Pinto already sat at the controls of the shuttle, speaking in a low voice to the bridge several decks away. The geometric pattern of tattoos that covered his face shifted color as the lock light blinked on and off with each entry. He turned at the sound of Aliasing's soft voice, and her gaze caught his, and they both smiled: an expression that illuminated each face in turn, for a moment seeming to brighten the dim interior of the shuttle.

After Aliasing, Kyosti entered, then Bach, and last, sealing the hatch, came Lily. She went forward to sit beside Pinto, flipping on the comm-station as the engines began to rumble to life beneath them.

“Jenny,” she said over her shoulder, “which is the broadband link?”

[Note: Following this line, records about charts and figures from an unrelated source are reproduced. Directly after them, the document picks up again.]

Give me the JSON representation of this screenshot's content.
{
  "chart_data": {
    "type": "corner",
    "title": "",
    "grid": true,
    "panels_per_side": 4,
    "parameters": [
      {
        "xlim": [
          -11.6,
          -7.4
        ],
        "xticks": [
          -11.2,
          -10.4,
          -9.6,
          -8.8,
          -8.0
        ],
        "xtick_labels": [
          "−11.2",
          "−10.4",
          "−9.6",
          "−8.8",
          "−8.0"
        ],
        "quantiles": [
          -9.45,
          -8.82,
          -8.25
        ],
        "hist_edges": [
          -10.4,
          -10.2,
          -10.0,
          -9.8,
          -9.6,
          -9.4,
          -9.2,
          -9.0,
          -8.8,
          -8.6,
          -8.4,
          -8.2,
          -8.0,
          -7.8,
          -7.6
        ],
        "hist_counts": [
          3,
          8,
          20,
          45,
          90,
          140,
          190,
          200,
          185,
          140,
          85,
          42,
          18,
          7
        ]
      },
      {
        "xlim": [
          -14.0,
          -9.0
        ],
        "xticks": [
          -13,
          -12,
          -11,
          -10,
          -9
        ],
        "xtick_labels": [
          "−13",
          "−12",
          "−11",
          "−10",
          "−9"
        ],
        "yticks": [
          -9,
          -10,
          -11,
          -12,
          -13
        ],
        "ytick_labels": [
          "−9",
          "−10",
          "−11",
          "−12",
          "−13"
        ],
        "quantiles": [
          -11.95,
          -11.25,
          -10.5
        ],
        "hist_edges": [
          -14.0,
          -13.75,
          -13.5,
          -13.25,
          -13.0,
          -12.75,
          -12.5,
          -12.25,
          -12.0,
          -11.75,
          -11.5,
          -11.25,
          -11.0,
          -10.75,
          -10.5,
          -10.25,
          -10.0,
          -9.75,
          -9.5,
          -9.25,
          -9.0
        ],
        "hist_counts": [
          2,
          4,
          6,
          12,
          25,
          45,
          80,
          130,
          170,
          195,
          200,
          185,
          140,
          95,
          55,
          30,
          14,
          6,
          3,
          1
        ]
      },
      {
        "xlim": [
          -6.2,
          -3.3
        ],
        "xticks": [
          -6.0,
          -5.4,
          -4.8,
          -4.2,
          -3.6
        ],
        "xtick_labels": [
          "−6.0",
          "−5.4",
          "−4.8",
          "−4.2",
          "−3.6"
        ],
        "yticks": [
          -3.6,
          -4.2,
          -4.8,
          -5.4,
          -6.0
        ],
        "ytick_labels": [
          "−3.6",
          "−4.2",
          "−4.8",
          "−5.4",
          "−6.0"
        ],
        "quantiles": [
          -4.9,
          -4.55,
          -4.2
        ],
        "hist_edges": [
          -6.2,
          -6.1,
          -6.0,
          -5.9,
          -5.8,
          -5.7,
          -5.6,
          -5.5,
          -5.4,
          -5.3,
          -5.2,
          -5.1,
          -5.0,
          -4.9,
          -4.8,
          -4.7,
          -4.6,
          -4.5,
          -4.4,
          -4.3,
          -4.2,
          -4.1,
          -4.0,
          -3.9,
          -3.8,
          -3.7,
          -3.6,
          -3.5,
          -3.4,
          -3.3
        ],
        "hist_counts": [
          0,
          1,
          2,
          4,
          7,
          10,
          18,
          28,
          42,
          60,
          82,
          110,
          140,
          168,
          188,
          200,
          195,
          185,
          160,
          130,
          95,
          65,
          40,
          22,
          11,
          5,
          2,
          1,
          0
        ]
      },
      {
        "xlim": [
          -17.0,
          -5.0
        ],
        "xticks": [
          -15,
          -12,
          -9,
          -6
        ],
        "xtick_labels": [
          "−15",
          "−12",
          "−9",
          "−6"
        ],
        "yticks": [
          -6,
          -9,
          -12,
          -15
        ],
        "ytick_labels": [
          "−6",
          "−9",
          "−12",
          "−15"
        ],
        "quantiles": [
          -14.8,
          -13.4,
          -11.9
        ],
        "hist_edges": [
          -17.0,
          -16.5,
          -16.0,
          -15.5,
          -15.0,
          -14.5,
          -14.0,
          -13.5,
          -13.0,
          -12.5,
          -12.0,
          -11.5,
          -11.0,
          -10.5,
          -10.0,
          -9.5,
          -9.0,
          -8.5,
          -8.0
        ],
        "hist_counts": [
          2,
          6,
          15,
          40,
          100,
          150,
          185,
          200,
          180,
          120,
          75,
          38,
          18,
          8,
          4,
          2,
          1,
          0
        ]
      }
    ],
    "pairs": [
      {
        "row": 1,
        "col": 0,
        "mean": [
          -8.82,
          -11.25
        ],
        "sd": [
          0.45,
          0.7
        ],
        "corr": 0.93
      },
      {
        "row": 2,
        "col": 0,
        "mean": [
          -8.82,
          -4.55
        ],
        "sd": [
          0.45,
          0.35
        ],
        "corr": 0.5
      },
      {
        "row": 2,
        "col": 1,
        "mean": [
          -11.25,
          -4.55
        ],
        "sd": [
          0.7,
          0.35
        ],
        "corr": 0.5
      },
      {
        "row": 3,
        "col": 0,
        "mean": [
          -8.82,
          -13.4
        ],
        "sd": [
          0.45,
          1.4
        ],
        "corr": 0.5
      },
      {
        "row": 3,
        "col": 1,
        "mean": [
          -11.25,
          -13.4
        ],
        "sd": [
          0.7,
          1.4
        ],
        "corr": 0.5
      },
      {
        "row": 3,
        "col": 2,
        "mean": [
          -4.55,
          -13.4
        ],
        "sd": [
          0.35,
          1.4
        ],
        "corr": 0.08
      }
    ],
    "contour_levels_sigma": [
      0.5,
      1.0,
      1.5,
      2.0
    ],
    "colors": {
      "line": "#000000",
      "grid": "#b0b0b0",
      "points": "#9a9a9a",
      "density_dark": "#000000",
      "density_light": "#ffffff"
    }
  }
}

“Two interlinked circles—”

“Oh, I see. And the focused beam is the arrow, and I can patch to incoming with the—yes, I see.”

“What's going to happen to the shuttle once we're down?” asked Aliasing.

Jenny shook her head. “Bolyai is cutting his losses and running as soon as we detach.”

“But—” Aliasing began to speak, lost impulse to a quaver in her voice, and began again. “But what if the planet's abandoned?”

“We know it isn't abandoned,” said Lily. “We've got some radio traffic—but Station is down. I don't know what's going on down there, or at Harsh Station, for that matter. We'll have to play it as it goes.”

This silenced Aliasing. Kyosti finished stowing their packs and containers and belted himself in at the back.

“Detach sequence.” Pinto's voice was cool, but his hands trembled slightly at the controls.

The shuttle gave a roll, yawed to one side, and then they hit free weight for the drift away from the
Virtue
. Its colorless bulk receded in the single viewport, and Pinto brought the engines to thrust and pointed the ship into its descent.

The ride through the upper atmosphere was rough. Lily monitored radio traffic, but kept broadcast silence. Abruptly they hit calm like a sheet of stillness and banked into a smoother descent. Pinto kept up a quiet murmur of altitude checks and Lily began to attempt to get a fix on Harsh Main Block, the center of Harsh's tight mesh of surveillance and prison administration.

Through static and the whirring noise of the shuttle's venting fans voices filtered, scraps of communications passing along the planet's surface.